Completar uma maratona não é só alegrias. Dores também fazem parte da prova. E o mais incrível é que, mesmo depois de câimbras e dedos sangrando, o maratonista que acabou uma corrida não pensa duas vezes ao se inscrever em uma próxima.

Segundo reportagem do jornal “New York Times“, o estudo “Memória da dor induzida pelo exercício físico” (em tradução livre) mostra por que alguns maratonistas parecem desenvolver uma amnésia seletiva, esquecendo, depois de algum tempo, quanta dor eles sentiram nos 42km da maratona.

Mas essa lembrança depende de quanto a pessoa aproveitou a experiência. A psicologia explica que a sensação da pessoa durante o momento em que o dano ou a dor acontece, ou seja, o contexto emocional, influencia na sensação de sofrimento. Em geral, a dor associada a uma experiência positiva tende a ser percebida como menos forte do que a que surge de algo não tão prazeroso.

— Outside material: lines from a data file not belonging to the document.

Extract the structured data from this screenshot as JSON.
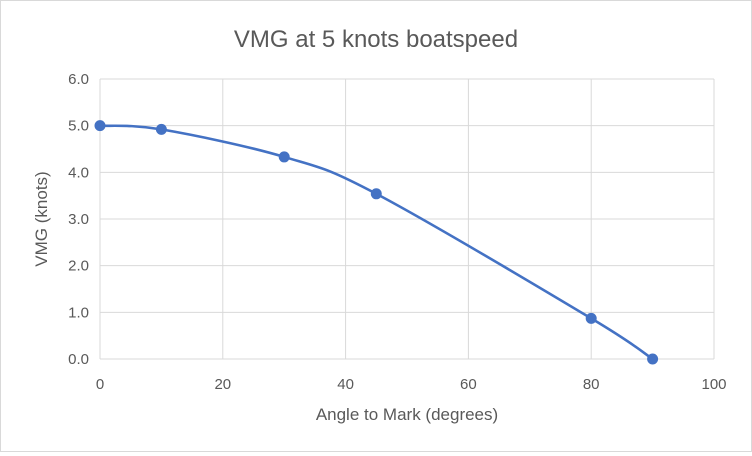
{
  "chart_data": {
    "type": "scatter",
    "title": "VMG at 5 knots boatspeed",
    "xlabel": "Angle to Mark (degrees)",
    "ylabel": "VMG (knots)",
    "xlim": [
      0,
      100
    ],
    "ylim": [
      0,
      6
    ],
    "x_ticks": [
      0,
      20,
      40,
      60,
      80,
      100
    ],
    "y_ticks": [
      "0.0",
      "1.0",
      "2.0",
      "3.0",
      "4.0",
      "5.0",
      "6.0"
    ],
    "grid": true,
    "legend": "none",
    "smooth_line": true,
    "series": [
      {
        "color": "#4472c4",
        "x": [
          0,
          10,
          30,
          45,
          80,
          90
        ],
        "y": [
          5.0,
          4.92,
          4.33,
          3.54,
          0.87,
          0.0
        ]
      }
    ]
  }
}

Nossa memória é influenciada pelo significado da dor. Essa foi a conclusão de outro estudo que questionou o grau da dor de mulheres que tinham acabado de dar à luz ou passado por uma cirurgia ginecológica. Logo após a intervenção, o nível de dor em ambos os casos era alto. Seis meses depois, aquelas que tinham passado pela cirurgia disseram que a dor era muito mais alta do que o que tinham relatado logo após a operação, enquanto as que tinham dado à luz acharam que a dor era muito menor –isso para casos de partos normais. As mães que passaram por cesarianas tinham lembranças mais precisas.

O estudo sobre os maratonistas surgiu porque completar uma longa prova de corrida é extenuante, mas também pode ser um momento de alegria intensa. Ou seja, combina dor objetiva com emoção subjetiva.

Para pesquisar isso, o professor de psicologia Przemyslaw Babel, da Jagiellonian University, na Cracóvia (Polônia), autor do estudo, usou um método simples. Ao final da Maratona da Cracóvia, em 2012, pediu que 62 maratonistas dessem uma nota para a intensidade da dor e quão desconfortante ela era naquele momento, assim como seu estado emocional. Os corredores, em geral, classificaram uma intensidade moderada de 5.5 numa escala de 0 a 10.

Três e seis meses depois foi solicitado aos mesmos corredores que classificassem a dor que sentiram ao final daquela mesma corrida. As memórias se mostraram bem diferentes. O número caiu para 3 numa escala de zero a 10. É interessante ressaltar que os corredores que afirmaram terem se sentido menos felizes na corrida, em geral, lembraram a dor mais precisamente do que aqueles que tiveram mais alegria ao terminar a corrida, mesmo que a dor de ambos tenha sido parecida na primeira descrição.

O estudo foi de curto período e limitado, envolvendo apenas maratonistas e não controlando idade, experiência, saúde em geral, personalidade e outros fatores. Mas as descobertas “ajudam a explicar por que pessoas correm maratonas diversas vezes apesar da dor causada pela experiência física”, afirma o professor.

A amnésia seletiva associada a uma maratona poderia ter uma base evolucionária, o pesquisador afirmou, já que humanos corriam para sobreviver e podem ter precisado desconsiderar alguns dos desconfortos disso.

A pesquisa também sugere que não se divertir pode deixar mais “afiada” a lembrança da dor, o que faz com que ela não seja motivadora. Então, se você quer manter um exercício ou um programa de competição e também esquecer das dores, encontre uma atividade de que você goste.